ABSTRACT

China has been going through radical transformations for three decades by now, as a consequence of Deng Xiaoping’s reform beginning in 1978. A market economy has been established; large foreign capital has been attracted into the country; and massive exports have been flowing into the world. Rural and urban reforms have dismantled the Maoist planned economy, liberalized society and production, and triggered freedom and mobility for the population, as well as the ‘largest mass migration to the cities the world has ever seen’. 1 Some 12 to 19 million people have migrated to the cities each year since 1980, which has created by now some 530 million urban residents, 40 per cent of the national total, a trend that is expected to continue for some time. 2 Massive infrastructure and urban architectural projects, ranging from dams, bridges and highways to new towns, housing developments and civic buildings across the country for the past three decades, have changed the landscape fundamentally.
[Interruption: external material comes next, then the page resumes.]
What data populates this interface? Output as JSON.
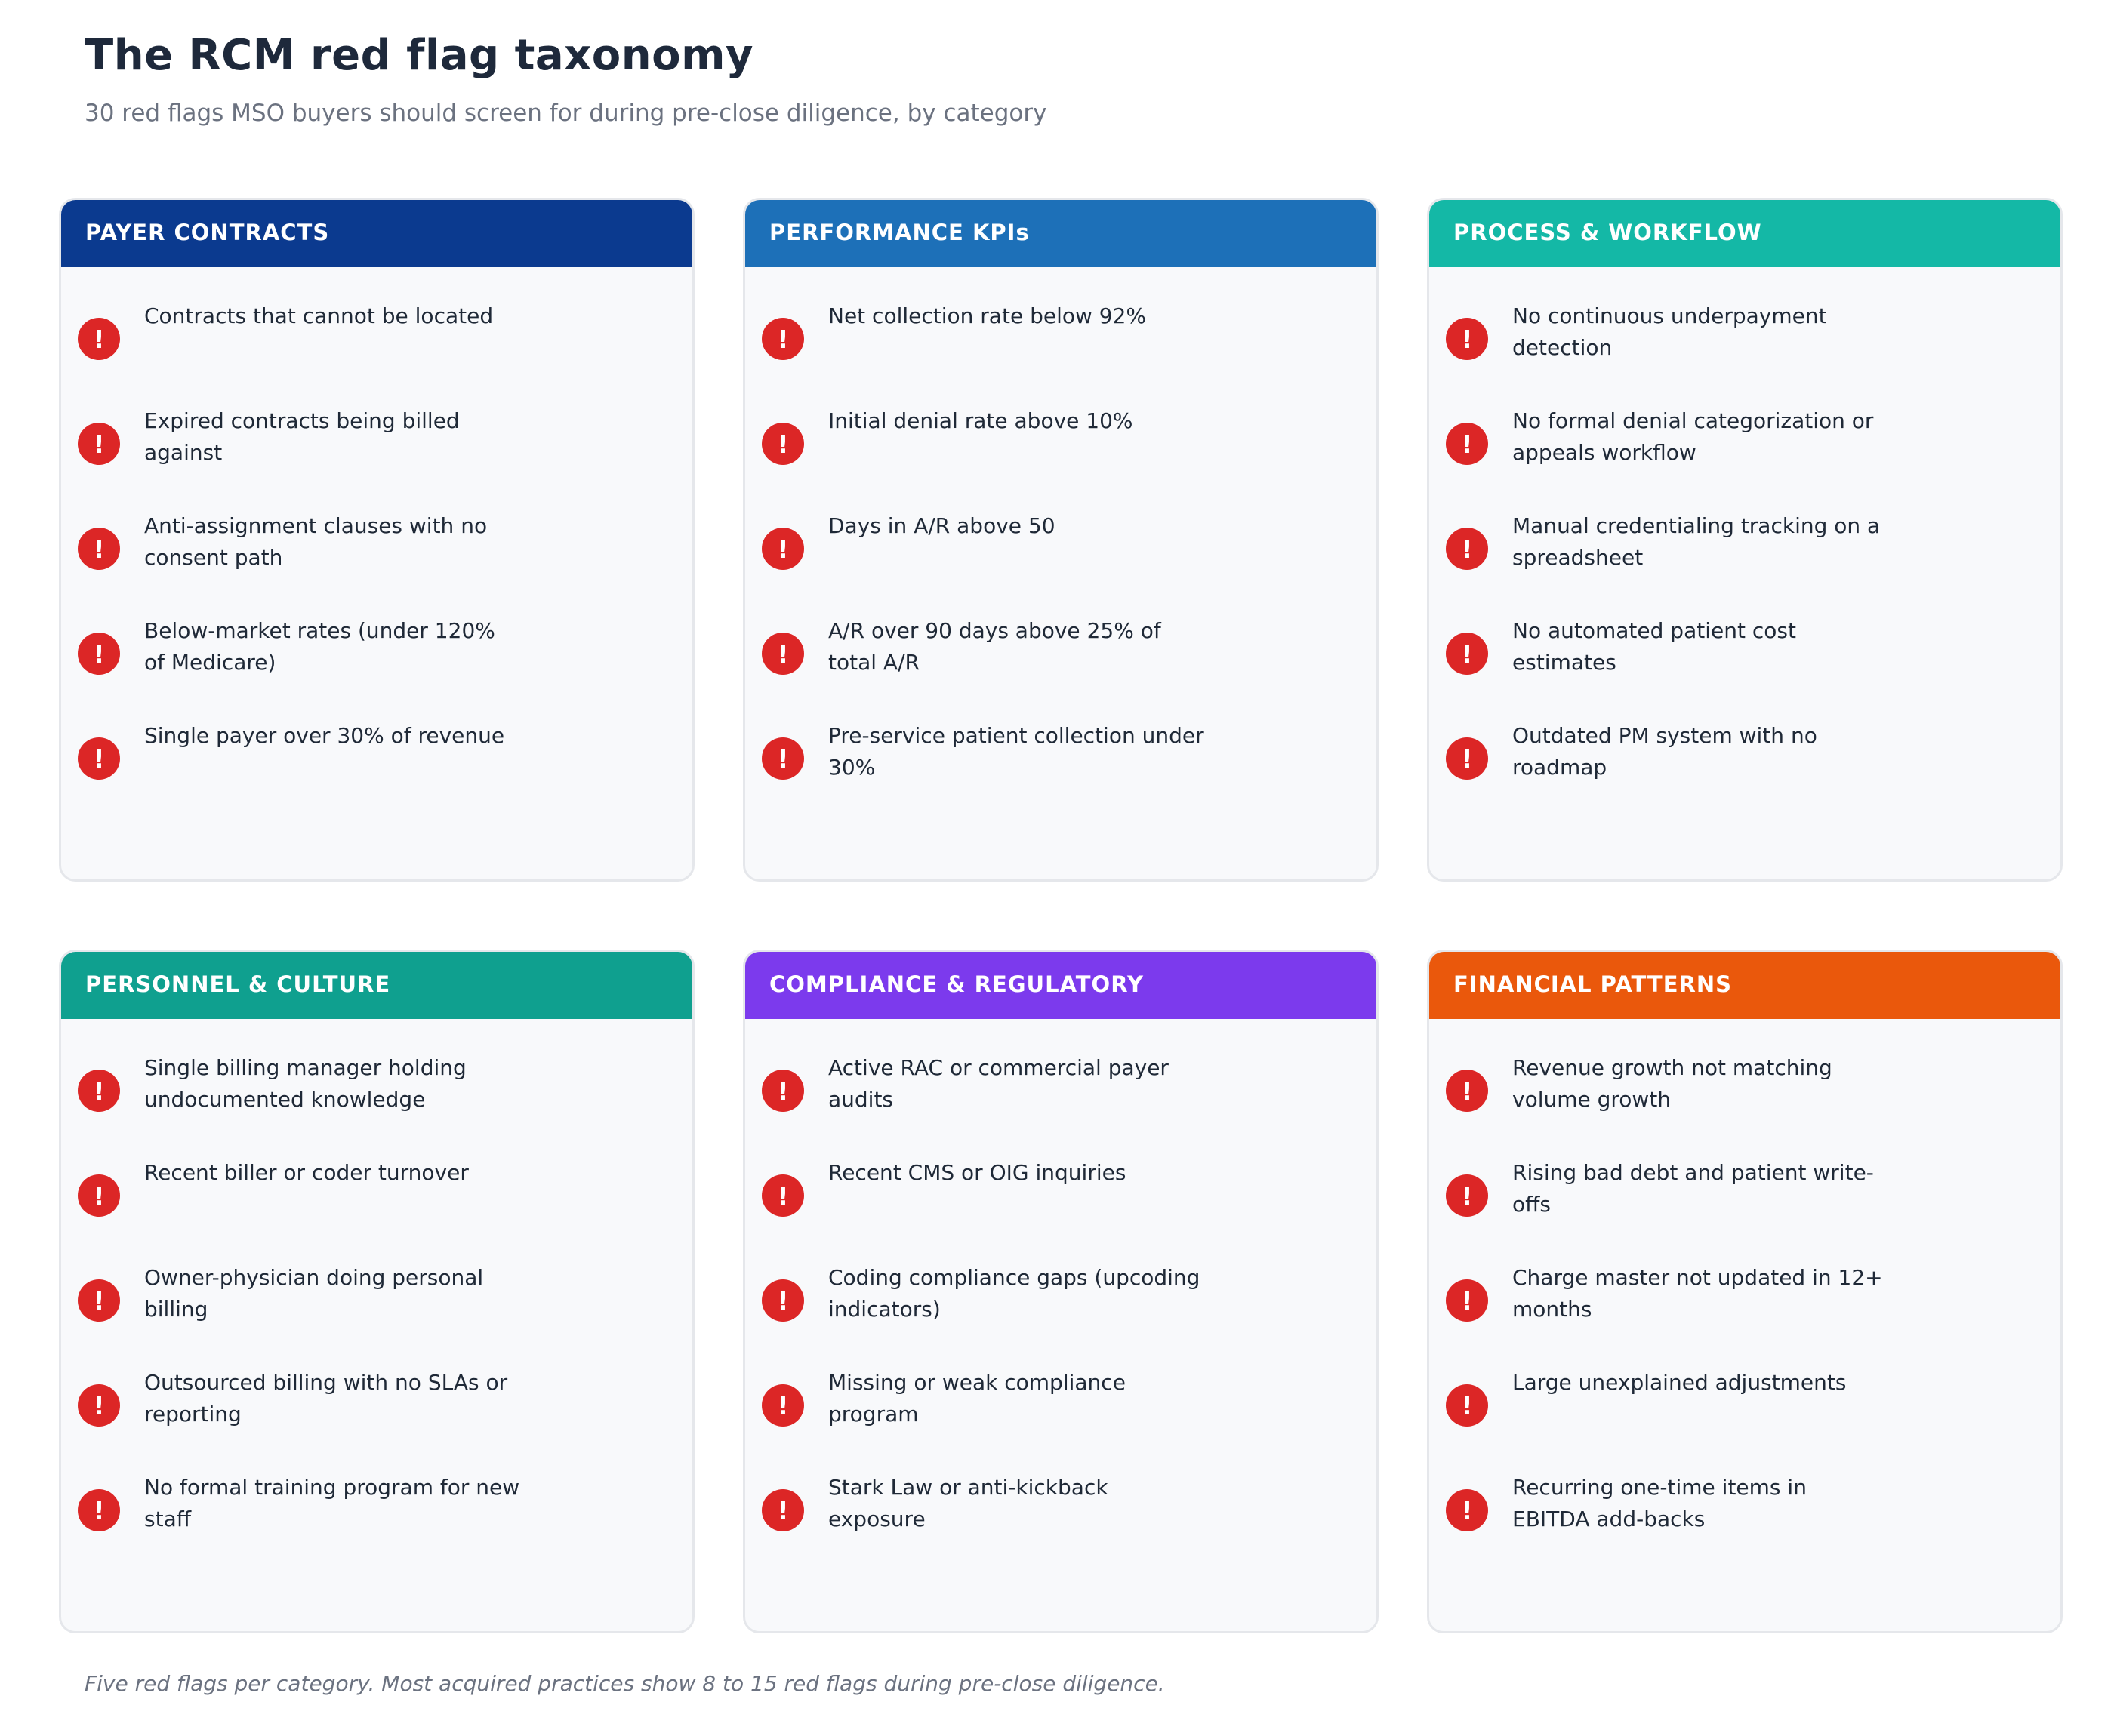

It has created a new urban–rural habitat that is promising and inspiring on the one hand (for a new modern way of life with a higher standard of living on a larger scale), and threatening and destructive on the other (to historical fabrics and ecological balance, with national and global consequences). In the realm of architectural design, overseas architects have joined the process since the 1980s. In 2002, there has been a dramatic arrival of Western architects to design some of the largest pieces of civic architecture in China, many of which have been completed in Beijing in 2008.